Despite what I think is a ridiculous title and cover photo, this story is not half bad to read. It is about the Battle of Nacogdoches in 1832 and calls forth some of the key characters of the region. Frost Thorn, William Goyens, Alexander Horton, and Colonel Jose de las Piedras figure in the story. Chief Diwali and The Egg of the Texas Cherokee are mentioned as well.   I found it first through interlibrary loan (the best invention of modern libraries), but now have my own ragged paperback via Amazon. As a fictionalized account it does a decent job with the circumstances of the uprising, but I really just enjoyed running across any story of early East Texas. If reading it would help resolve some of the under-appreciation of East Texas history, then I recommend it. Just put a piece of tape over the title and occasional over-the-top factual embellishments and read on.  

Shirley Seifert, Schlesinger Library.

Shirley Seifert, Schlesinger Library.

A better example of how this genre can engage readers was a novel I discovered only a couple of weeks ago. At the King’s Command, a 1962 novel by Shirley Seifert (1888–1971), dramatizes the expulsion of Spanish subjects from Los Adaes, the former capital of Texas, just west of Natchitoches, Louisiana. I’ve been unable to find this book anywhere except interlibrary loan. The story of Antonio Gil Ibarvo and the Adeseños as they are forced to leave their homes and finally started the permanent settlement of Nacogdoches in 1779 is compelling and engaging. Seifert was a skilled writer with over 20 historical romances and a Pulitzer Prize nomination in her resume. She was one of the six founders of the St. Louis Writers Guild in 1920.[2] Her sisters, Elizabeth and Adele, were writers as well.  

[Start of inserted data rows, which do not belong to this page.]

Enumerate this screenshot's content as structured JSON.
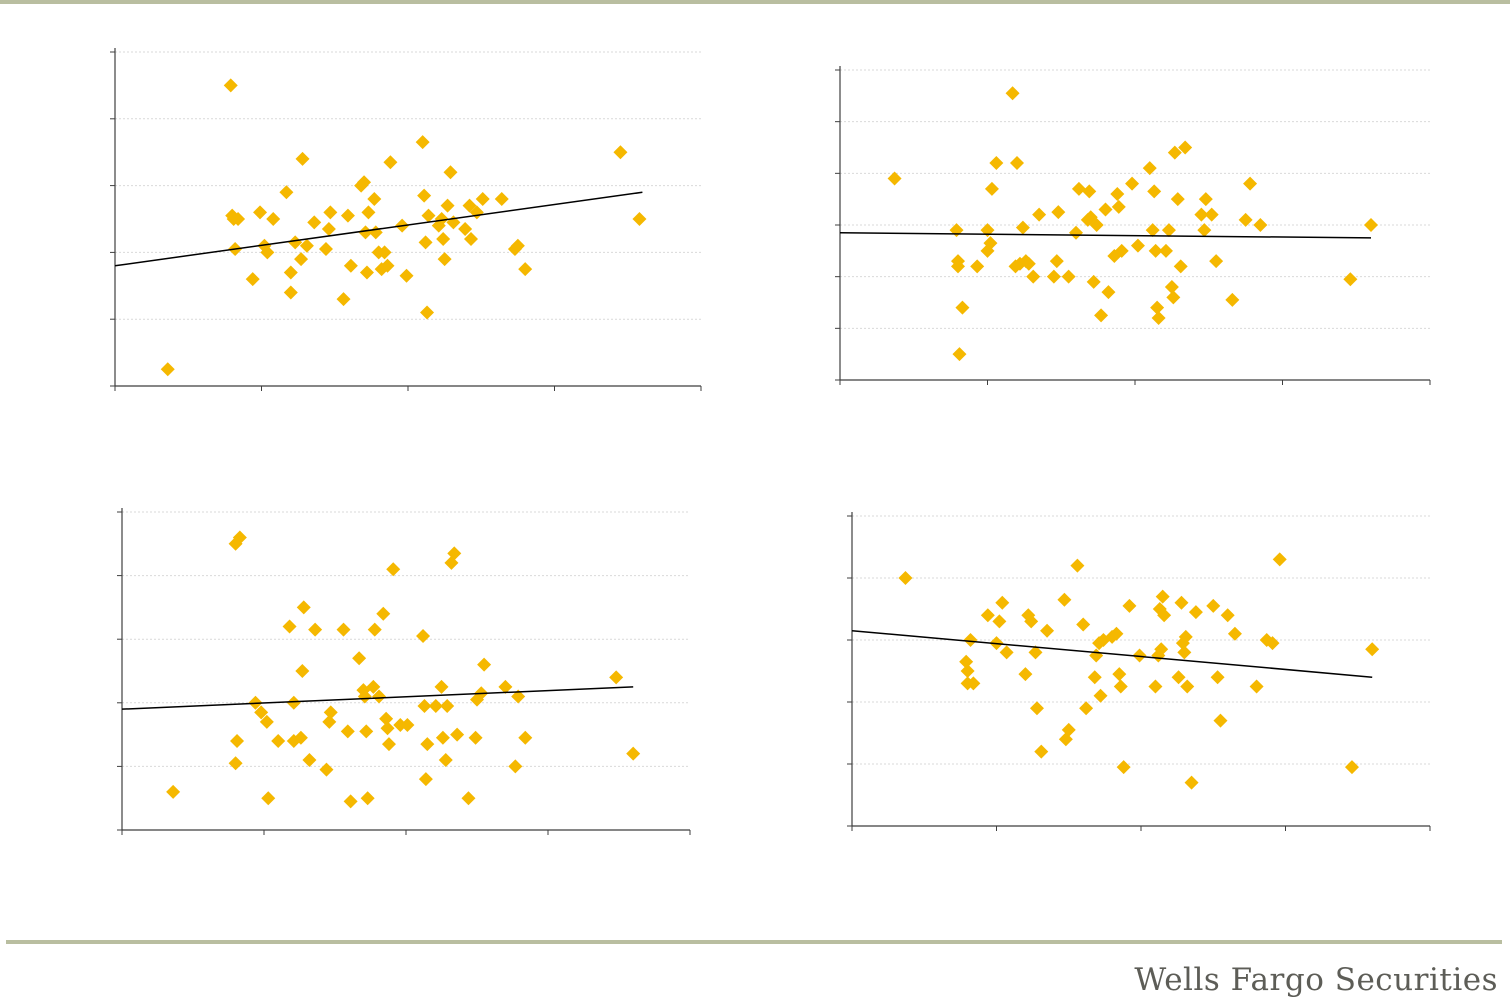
{
  "footer": {
    "brand": "Wells Fargo Securities"
  },
  "colors": {
    "marker": "#f5b800",
    "trend": "#000000",
    "axis": "#3f3f3f",
    "grid": "#d9d9d9",
    "rule": "#b9bea0"
  },
  "chart_data": [
    {
      "type": "scatter",
      "title": "",
      "xlabel": "",
      "ylabel": "",
      "xlim": [
        0,
        4
      ],
      "ylim": [
        0,
        5
      ],
      "grid": true,
      "trendline": [
        [
          0,
          1.8
        ],
        [
          3.6,
          2.9
        ]
      ],
      "points": [
        [
          0.36,
          0.25
        ],
        [
          0.79,
          4.5
        ],
        [
          0.8,
          2.55
        ],
        [
          0.81,
          2.5
        ],
        [
          0.84,
          2.5
        ],
        [
          0.82,
          2.05
        ],
        [
          0.94,
          1.6
        ],
        [
          0.99,
          2.6
        ],
        [
          1.02,
          2.1
        ],
        [
          1.04,
          2.0
        ],
        [
          1.08,
          2.5
        ],
        [
          1.17,
          2.9
        ],
        [
          1.2,
          1.4
        ],
        [
          1.2,
          1.7
        ],
        [
          1.23,
          2.15
        ],
        [
          1.27,
          1.9
        ],
        [
          1.28,
          3.4
        ],
        [
          1.31,
          2.1
        ],
        [
          1.36,
          2.45
        ],
        [
          1.44,
          2.05
        ],
        [
          1.46,
          2.35
        ],
        [
          1.47,
          2.6
        ],
        [
          1.56,
          1.3
        ],
        [
          1.59,
          2.55
        ],
        [
          1.61,
          1.8
        ],
        [
          1.68,
          3.0
        ],
        [
          1.7,
          3.05
        ],
        [
          1.71,
          2.3
        ],
        [
          1.72,
          1.7
        ],
        [
          1.73,
          2.6
        ],
        [
          1.77,
          2.8
        ],
        [
          1.78,
          2.3
        ],
        [
          1.8,
          2.0
        ],
        [
          1.82,
          1.75
        ],
        [
          1.84,
          2.0
        ],
        [
          1.86,
          1.8
        ],
        [
          1.88,
          3.35
        ],
        [
          1.96,
          2.4
        ],
        [
          1.99,
          1.65
        ],
        [
          2.1,
          3.65
        ],
        [
          2.11,
          2.85
        ],
        [
          2.12,
          2.15
        ],
        [
          2.13,
          1.1
        ],
        [
          2.14,
          2.55
        ],
        [
          2.21,
          2.4
        ],
        [
          2.23,
          2.5
        ],
        [
          2.24,
          2.2
        ],
        [
          2.25,
          1.9
        ],
        [
          2.27,
          2.7
        ],
        [
          2.29,
          3.2
        ],
        [
          2.31,
          2.45
        ],
        [
          2.39,
          2.35
        ],
        [
          2.42,
          2.7
        ],
        [
          2.43,
          2.2
        ],
        [
          2.47,
          2.6
        ],
        [
          2.51,
          2.8
        ],
        [
          2.64,
          2.8
        ],
        [
          2.73,
          2.05
        ],
        [
          2.75,
          2.1
        ],
        [
          2.8,
          1.75
        ],
        [
          3.45,
          3.5
        ],
        [
          3.58,
          2.5
        ]
      ]
    },
    {
      "type": "scatter",
      "title": "",
      "xlabel": "",
      "ylabel": "",
      "xlim": [
        0,
        4
      ],
      "ylim": [
        0,
        6
      ],
      "grid": true,
      "trendline": [
        [
          0,
          2.85
        ],
        [
          3.6,
          2.75
        ]
      ],
      "points": [
        [
          0.37,
          3.9
        ],
        [
          0.79,
          2.9
        ],
        [
          0.8,
          2.3
        ],
        [
          0.8,
          2.2
        ],
        [
          0.81,
          0.5
        ],
        [
          0.83,
          1.4
        ],
        [
          0.93,
          2.2
        ],
        [
          1.0,
          2.9
        ],
        [
          1.0,
          2.5
        ],
        [
          1.02,
          2.65
        ],
        [
          1.03,
          3.7
        ],
        [
          1.06,
          4.2
        ],
        [
          1.17,
          5.55
        ],
        [
          1.19,
          2.2
        ],
        [
          1.2,
          4.2
        ],
        [
          1.22,
          2.25
        ],
        [
          1.24,
          2.95
        ],
        [
          1.26,
          2.3
        ],
        [
          1.28,
          2.25
        ],
        [
          1.31,
          2.0
        ],
        [
          1.35,
          3.2
        ],
        [
          1.45,
          2.0
        ],
        [
          1.47,
          2.3
        ],
        [
          1.48,
          3.25
        ],
        [
          1.55,
          2.0
        ],
        [
          1.6,
          2.85
        ],
        [
          1.62,
          3.7
        ],
        [
          1.68,
          3.1
        ],
        [
          1.69,
          3.65
        ],
        [
          1.7,
          3.15
        ],
        [
          1.72,
          1.9
        ],
        [
          1.74,
          3.0
        ],
        [
          1.77,
          1.25
        ],
        [
          1.8,
          3.3
        ],
        [
          1.82,
          1.7
        ],
        [
          1.86,
          2.4
        ],
        [
          1.88,
          3.6
        ],
        [
          1.89,
          3.35
        ],
        [
          1.91,
          2.5
        ],
        [
          1.98,
          3.8
        ],
        [
          2.02,
          2.6
        ],
        [
          2.1,
          4.1
        ],
        [
          2.12,
          2.9
        ],
        [
          2.13,
          3.65
        ],
        [
          2.14,
          2.5
        ],
        [
          2.15,
          1.4
        ],
        [
          2.16,
          1.2
        ],
        [
          2.21,
          2.5
        ],
        [
          2.23,
          2.9
        ],
        [
          2.25,
          1.8
        ],
        [
          2.26,
          1.6
        ],
        [
          2.27,
          4.4
        ],
        [
          2.29,
          3.5
        ],
        [
          2.31,
          2.2
        ],
        [
          2.34,
          4.5
        ],
        [
          2.45,
          3.2
        ],
        [
          2.47,
          2.9
        ],
        [
          2.48,
          3.5
        ],
        [
          2.52,
          3.2
        ],
        [
          2.55,
          2.3
        ],
        [
          2.66,
          1.55
        ],
        [
          2.75,
          3.1
        ],
        [
          2.78,
          3.8
        ],
        [
          2.85,
          3.0
        ],
        [
          3.46,
          1.95
        ],
        [
          3.6,
          3.0
        ]
      ]
    },
    {
      "type": "scatter",
      "title": "",
      "xlabel": "",
      "ylabel": "",
      "xlim": [
        0,
        4
      ],
      "ylim": [
        0,
        5
      ],
      "grid": true,
      "trendline": [
        [
          0,
          1.9
        ],
        [
          3.6,
          2.25
        ]
      ],
      "points": [
        [
          0.36,
          0.6
        ],
        [
          0.8,
          4.5
        ],
        [
          0.8,
          1.05
        ],
        [
          0.81,
          1.4
        ],
        [
          0.83,
          4.6
        ],
        [
          0.94,
          2.0
        ],
        [
          0.98,
          1.85
        ],
        [
          1.02,
          1.7
        ],
        [
          1.03,
          0.5
        ],
        [
          1.1,
          1.4
        ],
        [
          1.18,
          3.2
        ],
        [
          1.21,
          2.0
        ],
        [
          1.21,
          1.4
        ],
        [
          1.26,
          1.45
        ],
        [
          1.27,
          2.5
        ],
        [
          1.28,
          3.5
        ],
        [
          1.32,
          1.1
        ],
        [
          1.36,
          3.15
        ],
        [
          1.44,
          0.95
        ],
        [
          1.46,
          1.7
        ],
        [
          1.47,
          1.85
        ],
        [
          1.56,
          3.15
        ],
        [
          1.59,
          1.55
        ],
        [
          1.61,
          0.45
        ],
        [
          1.67,
          2.7
        ],
        [
          1.7,
          2.2
        ],
        [
          1.71,
          2.1
        ],
        [
          1.72,
          1.55
        ],
        [
          1.73,
          0.5
        ],
        [
          1.77,
          2.25
        ],
        [
          1.78,
          3.15
        ],
        [
          1.81,
          2.1
        ],
        [
          1.84,
          3.4
        ],
        [
          1.86,
          1.75
        ],
        [
          1.87,
          1.6
        ],
        [
          1.88,
          1.35
        ],
        [
          1.91,
          4.1
        ],
        [
          1.96,
          1.65
        ],
        [
          2.01,
          1.65
        ],
        [
          2.12,
          3.05
        ],
        [
          2.13,
          1.95
        ],
        [
          2.14,
          0.8
        ],
        [
          2.15,
          1.35
        ],
        [
          2.21,
          1.95
        ],
        [
          2.25,
          2.25
        ],
        [
          2.26,
          1.45
        ],
        [
          2.28,
          1.1
        ],
        [
          2.29,
          1.95
        ],
        [
          2.32,
          4.2
        ],
        [
          2.34,
          4.35
        ],
        [
          2.36,
          1.5
        ],
        [
          2.44,
          0.5
        ],
        [
          2.49,
          1.45
        ],
        [
          2.5,
          2.05
        ],
        [
          2.53,
          2.15
        ],
        [
          2.55,
          2.6
        ],
        [
          2.7,
          2.25
        ],
        [
          2.79,
          2.1
        ],
        [
          2.77,
          1.0
        ],
        [
          2.84,
          1.45
        ],
        [
          3.48,
          2.4
        ],
        [
          3.6,
          1.2
        ]
      ]
    },
    {
      "type": "scatter",
      "title": "",
      "xlabel": "",
      "ylabel": "",
      "xlim": [
        0,
        4
      ],
      "ylim": [
        0,
        5
      ],
      "grid": true,
      "trendline": [
        [
          0,
          3.15
        ],
        [
          3.6,
          2.4
        ]
      ],
      "points": [
        [
          0.37,
          4.0
        ],
        [
          0.79,
          2.65
        ],
        [
          0.8,
          2.5
        ],
        [
          0.8,
          2.3
        ],
        [
          0.82,
          3.0
        ],
        [
          0.84,
          2.3
        ],
        [
          0.94,
          3.4
        ],
        [
          1.0,
          2.95
        ],
        [
          1.02,
          3.3
        ],
        [
          1.04,
          3.6
        ],
        [
          1.07,
          2.8
        ],
        [
          1.2,
          2.45
        ],
        [
          1.22,
          3.4
        ],
        [
          1.24,
          3.3
        ],
        [
          1.27,
          2.8
        ],
        [
          1.28,
          1.9
        ],
        [
          1.31,
          1.2
        ],
        [
          1.35,
          3.15
        ],
        [
          1.47,
          3.65
        ],
        [
          1.48,
          1.4
        ],
        [
          1.5,
          1.55
        ],
        [
          1.56,
          4.2
        ],
        [
          1.6,
          3.25
        ],
        [
          1.62,
          1.9
        ],
        [
          1.68,
          2.4
        ],
        [
          1.69,
          2.75
        ],
        [
          1.71,
          2.95
        ],
        [
          1.72,
          2.1
        ],
        [
          1.74,
          3.0
        ],
        [
          1.8,
          3.05
        ],
        [
          1.83,
          3.1
        ],
        [
          1.85,
          2.45
        ],
        [
          1.86,
          2.25
        ],
        [
          1.88,
          0.95
        ],
        [
          1.92,
          3.55
        ],
        [
          1.99,
          2.75
        ],
        [
          2.1,
          2.25
        ],
        [
          2.12,
          2.75
        ],
        [
          2.13,
          3.5
        ],
        [
          2.14,
          2.85
        ],
        [
          2.15,
          3.7
        ],
        [
          2.16,
          3.4
        ],
        [
          2.26,
          2.4
        ],
        [
          2.28,
          3.6
        ],
        [
          2.29,
          2.95
        ],
        [
          2.3,
          2.8
        ],
        [
          2.31,
          3.05
        ],
        [
          2.32,
          2.25
        ],
        [
          2.35,
          0.7
        ],
        [
          2.38,
          3.45
        ],
        [
          2.5,
          3.55
        ],
        [
          2.53,
          2.4
        ],
        [
          2.55,
          1.7
        ],
        [
          2.6,
          3.4
        ],
        [
          2.65,
          3.1
        ],
        [
          2.8,
          2.25
        ],
        [
          2.87,
          3.0
        ],
        [
          2.91,
          2.95
        ],
        [
          2.96,
          4.3
        ],
        [
          3.46,
          0.95
        ],
        [
          3.6,
          2.85
        ]
      ]
    }
  ]
}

Kirkus Reviews called it an “able reconstruction,” the kind of almost-a-compliment that would cause many writers to grit their teeth. They report that “a historical incident is filled in with details of Antonio's long struggle, of Spanish policy in the new land, of the incidents in the lives of the uprooted people, and the temper of the times comes alive.”[3]  That was my own assessment as well. I very much enjoyed the stories yet know enough about the timelines and personal histories to wrinkle my nose at occasional abuse of known facts. In the end, good writing wins and I felt I knew the characters more fully, even if not fully factual.  

I am currently researching that particular event, along with many others, during a period in East Texas from the mid-1700s until the time when filibustering revolts like the Gutièrrez-Magee expedition began to flare up around 1812. The interplay of cultures, nations, commerce, and struggle are unlike any other period in Texas history. The pivotal nature of events in East Texas and our Spanish history in general are sorely overlooked in the bigger picture.  

Though fabrications must not be offered to the point of readers accepting them as fact, there is value in a constructive filling-in-of-the-gaps with the emotions likely stirred for the people involved. An article by The Guardian titled “The Lying Art of Historical Fiction” pointed to none other than Shakespeare as a guide.  

“He knowingly conflated historical characters in historical plays. He deliberately misnamed others. Sometimes he gave them attributes that were the very opposite of their real characters. And yet he made the drama of their lives meaningful for us so that we remember who they are.”[4]  

It is in remembering who the characters of history were as people where we find a place for engagement. That is how we pay history forward.